Tim Cahill appears to be a nice guy with a pleasant sense of humor. Over time he has become more relaxed and articulate in his public presentations, but when he speaks—and when he answers questions-- he skims the surface of topics, offering messaging themes and often avoiding specifics. Right now, his function is to divide the anti-Deval Patrick vote and drive Charlie Baker further to the right.
Speaking at a recent breakfast sponsored by Denterlein Worldwide and Associated Industries of Massachusetts, he said why he is running as an Independent, without providing any sophisticated critique of partisan politics or explaining how an Independent governorship here would actually work.
His line: “The two-party system can no longer solve our problems. It’s not fixing our economy. Jobs are the #1 concern. We need good people from both sides. There’s too much partisan bickering.” It appears he is simply making a generalized appeal to unenrolled voters here, who make up the plurality of the MA electorate, without fully appreciating the variations, subtleties and different motivations of those who choose to be officially unaffiliated. Most unenrolled voters are not without partisan predilections. And those who are truly non-partisan often end up not voting.

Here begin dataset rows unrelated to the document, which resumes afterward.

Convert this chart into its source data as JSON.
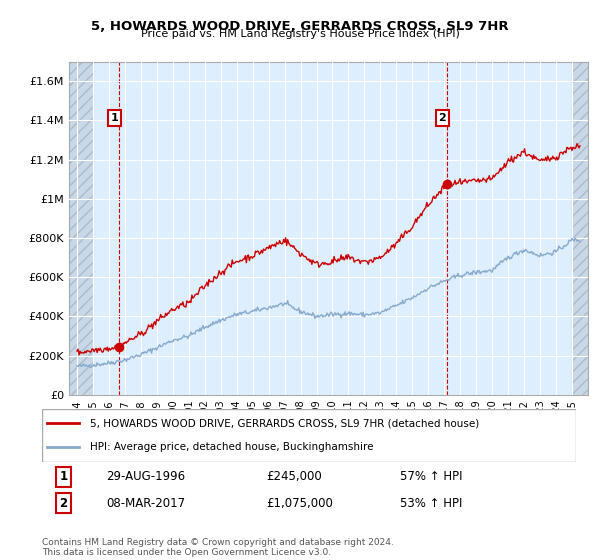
{
  "title": "5, HOWARDS WOOD DRIVE, GERRARDS CROSS, SL9 7HR",
  "subtitle": "Price paid vs. HM Land Registry's House Price Index (HPI)",
  "legend_line1": "5, HOWARDS WOOD DRIVE, GERRARDS CROSS, SL9 7HR (detached house)",
  "legend_line2": "HPI: Average price, detached house, Buckinghamshire",
  "annotation1_date": "29-AUG-1996",
  "annotation1_price": "£245,000",
  "annotation1_hpi": "57% ↑ HPI",
  "annotation2_date": "08-MAR-2017",
  "annotation2_price": "£1,075,000",
  "annotation2_hpi": "53% ↑ HPI",
  "footnote": "Contains HM Land Registry data © Crown copyright and database right 2024.\nThis data is licensed under the Open Government Licence v3.0.",
  "red_color": "#cc0000",
  "blue_color": "#88aacc",
  "chart_bg": "#ddeeff",
  "hatch_color": "#bbccdd",
  "ylim": [
    0,
    1700000
  ],
  "yticks": [
    0,
    200000,
    400000,
    600000,
    800000,
    1000000,
    1200000,
    1400000,
    1600000
  ],
  "ytick_labels": [
    "£0",
    "£200K",
    "£400K",
    "£600K",
    "£800K",
    "£1M",
    "£1.2M",
    "£1.4M",
    "£1.6M"
  ],
  "point1_x": 1996.66,
  "point1_y": 245000,
  "point2_x": 2017.18,
  "point2_y": 1075000,
  "xmin": 1993.5,
  "xmax": 2026.0,
  "hatch_right_start": 2025.0,
  "xticks": [
    1994,
    1995,
    1996,
    1997,
    1998,
    1999,
    2000,
    2001,
    2002,
    2003,
    2004,
    2005,
    2006,
    2007,
    2008,
    2009,
    2010,
    2011,
    2012,
    2013,
    2014,
    2015,
    2016,
    2017,
    2018,
    2019,
    2020,
    2021,
    2022,
    2023,
    2024,
    2025
  ]
}
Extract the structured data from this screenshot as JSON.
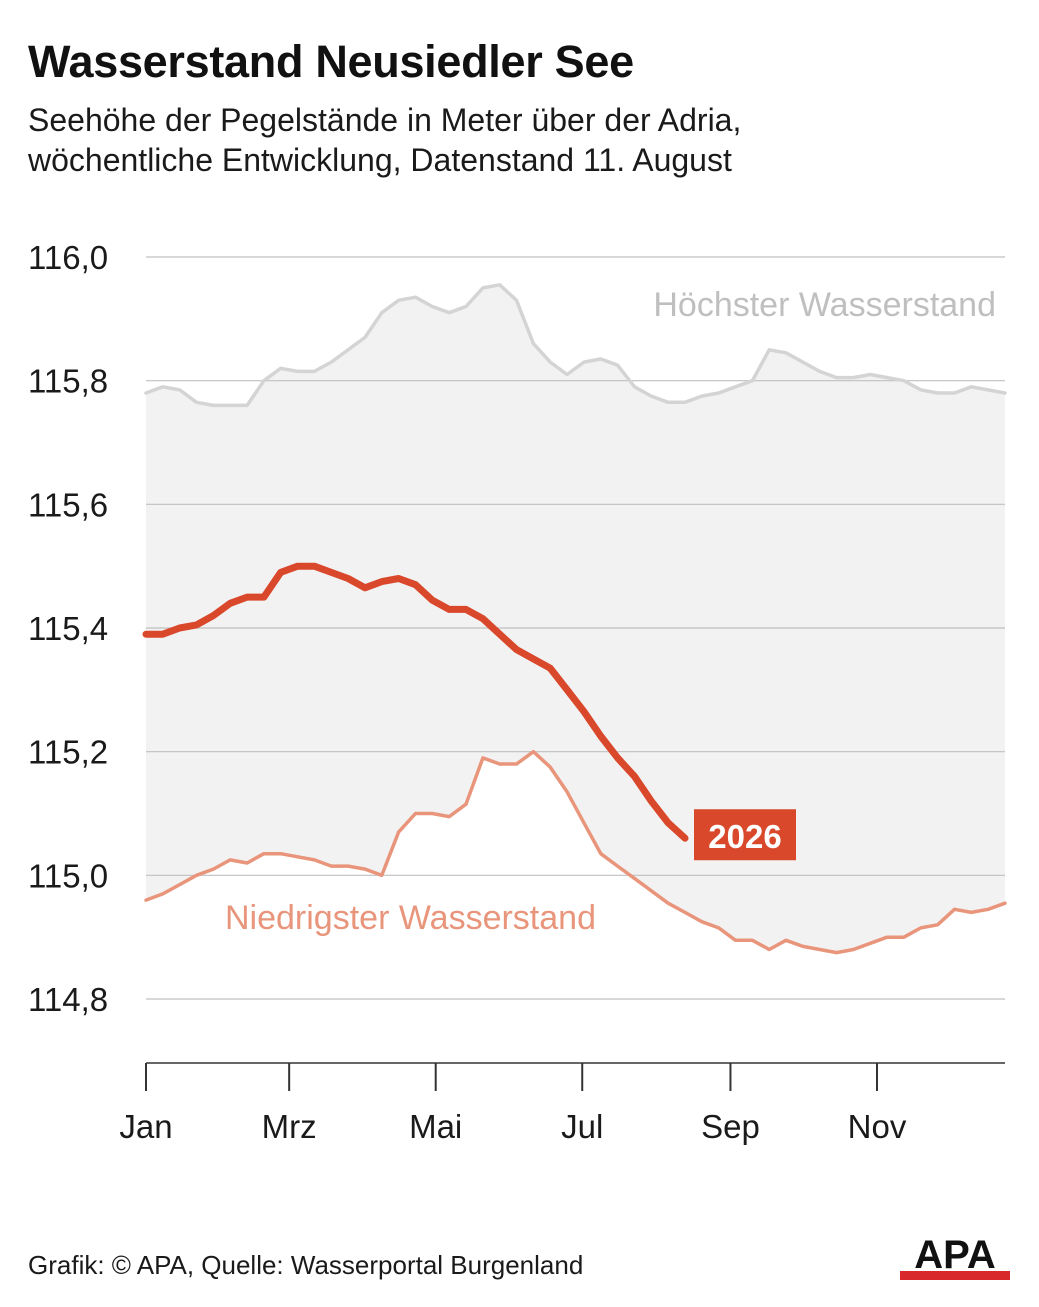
{
  "header": {
    "title": "Wasserstand Neusiedler See",
    "subtitle_line1": "Seehöhe der Pegelstände in Meter über der Adria,",
    "subtitle_line2": "wöchentliche Entwicklung, Datenstand 11. August"
  },
  "footer": {
    "credit": "Grafik: © APA, Quelle: Wasserportal Burgenland",
    "logo_text": "APA"
  },
  "chart_data": {
    "type": "line",
    "title": "Wasserstand Neusiedler See",
    "ylim": [
      114.7,
      116.0
    ],
    "y_ticks": [
      116.0,
      115.8,
      115.6,
      115.4,
      115.2,
      115.0,
      114.8
    ],
    "y_tick_labels": [
      "116,0",
      "115,8",
      "115,6",
      "115,4",
      "115,2",
      "115,0",
      "114,8"
    ],
    "x_axis": {
      "unit": "week",
      "range": [
        1,
        52
      ],
      "ticks": [
        1,
        9.5,
        18.2,
        26.9,
        35.7,
        44.4
      ],
      "tick_labels": [
        "Jan",
        "Mrz",
        "Mai",
        "Jul",
        "Sep",
        "Nov"
      ]
    },
    "grid": true,
    "area_between_max_min": true,
    "colors": {
      "max": "#d4d4d4",
      "min": "#e8957b",
      "current": "#d9482b",
      "fill": "#f2f2f2",
      "grid": "#c0c0c0",
      "axis": "#333333"
    },
    "series": [
      {
        "name": "Höchster Wasserstand",
        "x": [
          1,
          2,
          3,
          4,
          5,
          6,
          7,
          8,
          9,
          10,
          11,
          12,
          13,
          14,
          15,
          16,
          17,
          18,
          19,
          20,
          21,
          22,
          23,
          24,
          25,
          26,
          27,
          28,
          29,
          30,
          31,
          32,
          33,
          34,
          35,
          36,
          37,
          38,
          39,
          40,
          41,
          42,
          43,
          44,
          45,
          46,
          47,
          48,
          49,
          50,
          51,
          52
        ],
        "values": [
          115.78,
          115.79,
          115.785,
          115.765,
          115.76,
          115.76,
          115.76,
          115.8,
          115.82,
          115.815,
          115.815,
          115.83,
          115.85,
          115.87,
          115.91,
          115.93,
          115.935,
          115.92,
          115.91,
          115.92,
          115.95,
          115.955,
          115.93,
          115.86,
          115.83,
          115.81,
          115.83,
          115.835,
          115.825,
          115.79,
          115.775,
          115.765,
          115.765,
          115.775,
          115.78,
          115.79,
          115.8,
          115.85,
          115.845,
          115.83,
          115.815,
          115.805,
          115.805,
          115.81,
          115.805,
          115.8,
          115.785,
          115.78,
          115.78,
          115.79,
          115.785,
          115.78
        ]
      },
      {
        "name": "Niedrigster Wasserstand",
        "x": [
          1,
          2,
          3,
          4,
          5,
          6,
          7,
          8,
          9,
          10,
          11,
          12,
          13,
          14,
          15,
          16,
          17,
          18,
          19,
          20,
          21,
          22,
          23,
          24,
          25,
          26,
          27,
          28,
          29,
          30,
          31,
          32,
          33,
          34,
          35,
          36,
          37,
          38,
          39,
          40,
          41,
          42,
          43,
          44,
          45,
          46,
          47,
          48,
          49,
          50,
          51,
          52
        ],
        "values": [
          114.96,
          114.97,
          114.985,
          115.0,
          115.01,
          115.025,
          115.02,
          115.035,
          115.035,
          115.03,
          115.025,
          115.015,
          115.015,
          115.01,
          115.0,
          115.07,
          115.1,
          115.1,
          115.095,
          115.115,
          115.19,
          115.18,
          115.18,
          115.2,
          115.175,
          115.135,
          115.085,
          115.035,
          115.015,
          114.995,
          114.975,
          114.955,
          114.94,
          114.925,
          114.915,
          114.895,
          114.895,
          114.88,
          114.895,
          114.885,
          114.88,
          114.875,
          114.88,
          114.89,
          114.9,
          114.9,
          114.915,
          114.92,
          114.945,
          114.94,
          114.945,
          114.955
        ]
      },
      {
        "name": "2026",
        "x": [
          1,
          2,
          3,
          4,
          5,
          6,
          7,
          8,
          9,
          10,
          11,
          12,
          13,
          14,
          15,
          16,
          17,
          18,
          19,
          20,
          21,
          22,
          23,
          24,
          25,
          26,
          27,
          28,
          29,
          30,
          31,
          32,
          33
        ],
        "values": [
          115.39,
          115.39,
          115.4,
          115.405,
          115.42,
          115.44,
          115.45,
          115.45,
          115.49,
          115.5,
          115.5,
          115.49,
          115.48,
          115.465,
          115.475,
          115.48,
          115.47,
          115.445,
          115.43,
          115.43,
          115.415,
          115.39,
          115.365,
          115.35,
          115.335,
          115.3,
          115.265,
          115.225,
          115.19,
          115.16,
          115.12,
          115.085,
          115.06
        ]
      }
    ]
  }
}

Certainly the two-party system at the federal level is stymied by toxic partisanship, and worse. But in Massachusetts there’s not enough partisan bickering, let alone rational debate. Frustration with the longtime one-party domination of the legislature, tied to the powers and personalities of strong leaders, contributed to the ticket-spitting that put Weld, Cellucci and Romney in the corner office. And Cahill probably assumes that this gives him his opening. But what is he offering?
Cahill insists the state’s health law, what he calls “RomneyCare,” is “ruining the state” and that he’d increase access through competition. But that horse has left the barn. For decades, unfettered competition was the approach, and it meant skyrocketing prices that froze many out of coverage. As for the big teaching hospitals’ controlling the market and raising costs, Cahill thinks consumers should be able to shop around in this competitive market, which would incentivize them to go to outlying hospitals, smaller and less costly than the teaching hospitals. This may work in theory, but are you going to price shop when you’re facing an emergency appendectomy or a brain tumor?
He says that Deval Patrick’s effort to control health premiums to help small businesses (by having state regulators reject excessive rates) “may help in the short term but is not a long-term solution.” Cahill’s support of letting insurance companies sell across state lines and introducing more insurance products into the marketplace has some appeal, but he puts too much faith in the competitive model in health care. And shouldn’t we be focused on making the state’s health law work rather than vaporizing it at this stage of the process?
“Incentivizing” is a big theme for Cahill, who cites the strategy he adopted as Treasurer in funding school construction (districts that choose one of the state’s architectural designs will get more state construction dollars). He criticizes as the wrong incentive bailing out the city of Lawrence when it had mired itself in debt. Would he let it go bankrupt? He agrees that municipal workers should all be in the state’s insurance plan, but he’d get there through incentivizing them to support it and, as governor, wouldn’t take on the legislature to remove the requirement that 70% of them must approve such a move. He said he’d go along with it if the legislature passes that a bill to that effect, but prefers that it be collectively bargained. Fat chance that the legislature will go that route!
Cahill’s incentivizing call has its limits. When it comes to a gas tax increase designed to incentive conservation, his opposition to taxes trumps incentivizing the reduction of gas guzzling. And, while opposing Cape Wind because of the cost to ratepayers, he doesn’t say how he’d incentivize the development of non-fossil-fuel-based energy sources.
Cahill takes several pages from the Republicans’ playbook and says he’d stimulate jobs by cutting taxes (sales, corporate, income and capital gains). He’d oppose recent legislation to direct government monies be invested in areas that create jobs. “Government shouldn’t have an industrial policy,” he said. But he would support Speaker DeLeo’s casino and racino gambling proposal.
Here and there Cahill makes a point (e.g., his position on school construction). But this business of running as an Independent comes across as a kind of splatter painting, bold strokes of opposition to how things are but no sense of how realistically he’d use the power of the office to do much beyond dismantling.